My first forays into blogging started eleven years ago on the old blogging platform Xanga.
Setting my site up just five months before I joined Facebook, it was the place where friends shared thoughts, updates photos, and news. It was our primitive form of the News Feed. The community of friends involved was so much fun, in a way that Facebook, Twitter, and Instagram have never been able to replicate.
Many of those friends who had Xanga sites have blogs today. Some update them regularly, others, well, don’t. Most of us are on Facebook too, but still not the same.
For some reason, on Monday I decided to log on to Xanga, which is going through some sort of transition. But I found that I could download my old content and migrate it into this blog. I wish I would have known this would be possible three years ago when I spent several weekends taking screen shots on Evernote of each post on my old blog because I just had this feeling that Xanga wouldn’t be around for ever. I know, it’s weird. It’s the historian in me.
Anyways, I did migrate the old posts from Xanga to this site. Every post that you find on here pre-dating 8/14/2008 (my first post on this blog) is from the Xanga site, a glimpse at the musings of a younger me.
Reading through a handful of these posts brought more than one smile to my face, and an overwhelming sense of nostalgia. I don’t know if it was because I was still naïve as to the power of the Internet to impact your reputation (professionally or otherwise), if I was just more idealistic, or if I was just young, but I found my posts from the collegiate era of my life to be, if sometimes shallow, also very authentic and open. Not carefully guarding identities and activities. Just an open window into my life.
I don’t know that I will ever be that open again. Time, wisdom, and caution have informed the way I interact online these days. But I hope at the very least that the authenticity that characterized my early writing will continue to be exhibited as I share now.
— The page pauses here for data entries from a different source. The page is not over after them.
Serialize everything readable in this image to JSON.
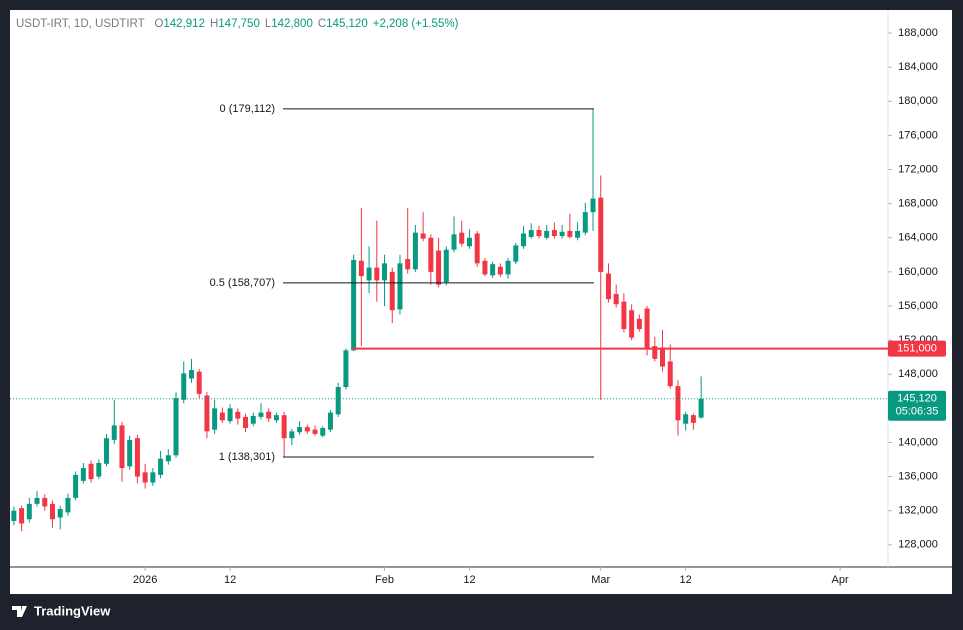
{
  "header": {
    "symbol": "USDT-IRT, 1D, USDTIRT",
    "ohlc": [
      {
        "key": "O",
        "value": "142,912"
      },
      {
        "key": "H",
        "value": "147,750"
      },
      {
        "key": "L",
        "value": "142,800"
      },
      {
        "key": "C",
        "value": "145,120"
      }
    ],
    "change": "+2,208 (+1.55%)"
  },
  "brand": "TradingView",
  "chart_data": {
    "type": "candlestick",
    "x": [
      -17,
      -16,
      -15,
      -14,
      -13,
      -12,
      -11,
      -10,
      -9,
      -8,
      -7,
      -6,
      -5,
      -4,
      -3,
      -2,
      -1,
      0,
      1,
      2,
      3,
      4,
      5,
      6,
      7,
      8,
      9,
      10,
      11,
      12,
      13,
      14,
      15,
      16,
      17,
      18,
      19,
      20,
      21,
      22,
      23,
      24,
      25,
      26,
      27,
      28,
      29,
      30,
      31,
      32,
      33,
      34,
      35,
      36,
      37,
      38,
      39,
      40,
      41,
      42,
      43,
      44,
      45,
      46,
      47,
      48,
      49,
      50,
      51,
      52,
      53,
      54,
      55,
      56,
      57,
      58,
      59,
      60,
      61,
      62,
      63,
      64,
      65,
      66,
      67,
      68,
      69,
      70,
      71,
      72
    ],
    "open": [
      130800,
      132300,
      131000,
      132800,
      133500,
      132800,
      131200,
      131800,
      133500,
      135500,
      137500,
      136000,
      137500,
      140300,
      142000,
      137200,
      140500,
      136500,
      135300,
      136200,
      137800,
      138500,
      145000,
      147500,
      148300,
      145500,
      141500,
      143500,
      142500,
      143600,
      143000,
      142200,
      143000,
      143600,
      142600,
      143200,
      140500,
      141200,
      141800,
      141500,
      140800,
      141500,
      143300,
      146500,
      150800,
      161300,
      159000,
      160500,
      159000,
      160000,
      155600,
      161500,
      160300,
      164500,
      164000,
      162500,
      158800,
      162600,
      164600,
      163000,
      164500,
      161300,
      159600,
      160600,
      159700,
      161200,
      163000,
      164100,
      164900,
      164000,
      164900,
      164200,
      164800,
      164000,
      164600,
      167000,
      168700,
      159800,
      157400,
      156500,
      155500,
      154500,
      155700,
      151300,
      151100,
      149500,
      146600,
      142200,
      143200,
      142912
    ],
    "high": [
      132500,
      132600,
      133500,
      134300,
      133900,
      133200,
      132600,
      134000,
      136600,
      137600,
      137900,
      138000,
      141000,
      145000,
      142400,
      140800,
      140900,
      137500,
      137000,
      139000,
      139200,
      145900,
      149500,
      149800,
      148600,
      145900,
      145000,
      144100,
      144500,
      144000,
      143400,
      143500,
      144600,
      144000,
      143500,
      143600,
      141600,
      142500,
      142100,
      142000,
      141900,
      143800,
      147000,
      151000,
      162000,
      167500,
      163000,
      166000,
      162000,
      160500,
      162000,
      167500,
      165500,
      167000,
      164400,
      164000,
      163000,
      166500,
      166000,
      165000,
      164800,
      161600,
      161200,
      161000,
      161600,
      163400,
      165400,
      165700,
      165400,
      165500,
      165800,
      165500,
      166800,
      165800,
      168100,
      179100,
      171300,
      161000,
      158500,
      157500,
      156200,
      155000,
      156000,
      152400,
      153200,
      151500,
      147300,
      143600,
      143400,
      147750
    ],
    "low": [
      130300,
      129600,
      130600,
      132500,
      132000,
      130000,
      129800,
      131400,
      133200,
      135200,
      135300,
      135700,
      137200,
      139800,
      135400,
      136800,
      135200,
      134600,
      134900,
      135800,
      137400,
      138200,
      144600,
      147000,
      145200,
      140500,
      141000,
      142300,
      142200,
      142100,
      141200,
      141900,
      142700,
      142400,
      142300,
      138300,
      139700,
      140900,
      141000,
      140800,
      140600,
      141200,
      143000,
      146200,
      150700,
      151300,
      157500,
      156500,
      156000,
      154000,
      155000,
      159800,
      160000,
      163600,
      158500,
      158200,
      158400,
      162300,
      163000,
      162700,
      160600,
      159500,
      159300,
      159400,
      159200,
      160900,
      162700,
      163900,
      163900,
      163800,
      163900,
      163900,
      163900,
      163700,
      164300,
      164800,
      145000,
      156400,
      155800,
      152900,
      152000,
      153000,
      150200,
      149500,
      148300,
      146300,
      140800,
      141400,
      141500,
      142800
    ],
    "close": [
      132000,
      130500,
      132800,
      133500,
      132500,
      131000,
      132200,
      133500,
      136200,
      137000,
      135700,
      137600,
      140500,
      142000,
      137000,
      140300,
      136000,
      135300,
      136500,
      138100,
      138500,
      145200,
      148100,
      148500,
      145700,
      141300,
      144000,
      142600,
      144000,
      142800,
      141700,
      143100,
      143500,
      142800,
      143200,
      140500,
      141300,
      141800,
      141300,
      141000,
      141700,
      143500,
      146500,
      150800,
      161400,
      159500,
      160500,
      159000,
      161000,
      155500,
      161000,
      160300,
      164600,
      163900,
      160000,
      158500,
      162600,
      164400,
      163300,
      164000,
      161000,
      159700,
      160900,
      159700,
      161300,
      163100,
      164500,
      164900,
      164200,
      164800,
      164200,
      164700,
      164100,
      164800,
      167000,
      168600,
      160000,
      156800,
      156200,
      153300,
      152300,
      153300,
      151000,
      149800,
      148900,
      146600,
      142600,
      143300,
      142300,
      145120
    ],
    "up_color": "#089981",
    "down_color": "#f23645",
    "xlim": [
      -17.5,
      96.2
    ],
    "xticks": [
      {
        "value": 0,
        "label": "2026"
      },
      {
        "value": 11,
        "label": "12"
      },
      {
        "value": 31,
        "label": "Feb"
      },
      {
        "value": 42,
        "label": "12"
      },
      {
        "value": 59,
        "label": "Mar"
      },
      {
        "value": 70,
        "label": "12"
      },
      {
        "value": 90,
        "label": "Apr"
      }
    ],
    "ylim": [
      125400,
      190700
    ],
    "yticks": [
      {
        "value": 128000,
        "label": "128,000"
      },
      {
        "value": 132000,
        "label": "132,000"
      },
      {
        "value": 136000,
        "label": "136,000"
      },
      {
        "value": 140000,
        "label": "140,000"
      },
      {
        "value": 144000,
        "label": "144,000"
      },
      {
        "value": 148000,
        "label": "148,000"
      },
      {
        "value": 152000,
        "label": "152,000"
      },
      {
        "value": 156000,
        "label": "156,000"
      },
      {
        "value": 160000,
        "label": "160,000"
      },
      {
        "value": 164000,
        "label": "164,000"
      },
      {
        "value": 168000,
        "label": "168,000"
      },
      {
        "value": 172000,
        "label": "172,000"
      },
      {
        "value": 176000,
        "label": "176,000"
      },
      {
        "value": 180000,
        "label": "180,000"
      },
      {
        "value": 184000,
        "label": "184,000"
      },
      {
        "value": 188000,
        "label": "188,000"
      }
    ],
    "levels": [
      {
        "label": "0 (179,112)",
        "value": 179112
      },
      {
        "label": "0.5 (158,707)",
        "value": 158707
      },
      {
        "label": "1 (138,301)",
        "value": 138301
      }
    ],
    "hline": {
      "value": 151000,
      "label": "151,000",
      "color": "#f23645"
    },
    "last_price": {
      "value": 145120,
      "label": "145,120",
      "countdown": "05:06:35",
      "color": "#089981"
    }
  }
}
Also, despite some people’s desire to withdraw from the blogosphere and social media, I still long for a return to the community of the good old days of Xanga. I hope that the friends who blogged will pick it back up, and we can engage in interesting and authentic discourse online.
Do you have any old blogs, journals, letters, or other recordings you love (or cringe) to revisit? What have you learned or how have you changed? I’d love to hear about it.
And do you have a blog where virtual cobwebs have been collecting on the World Wide Web? Write something! Come back to the community.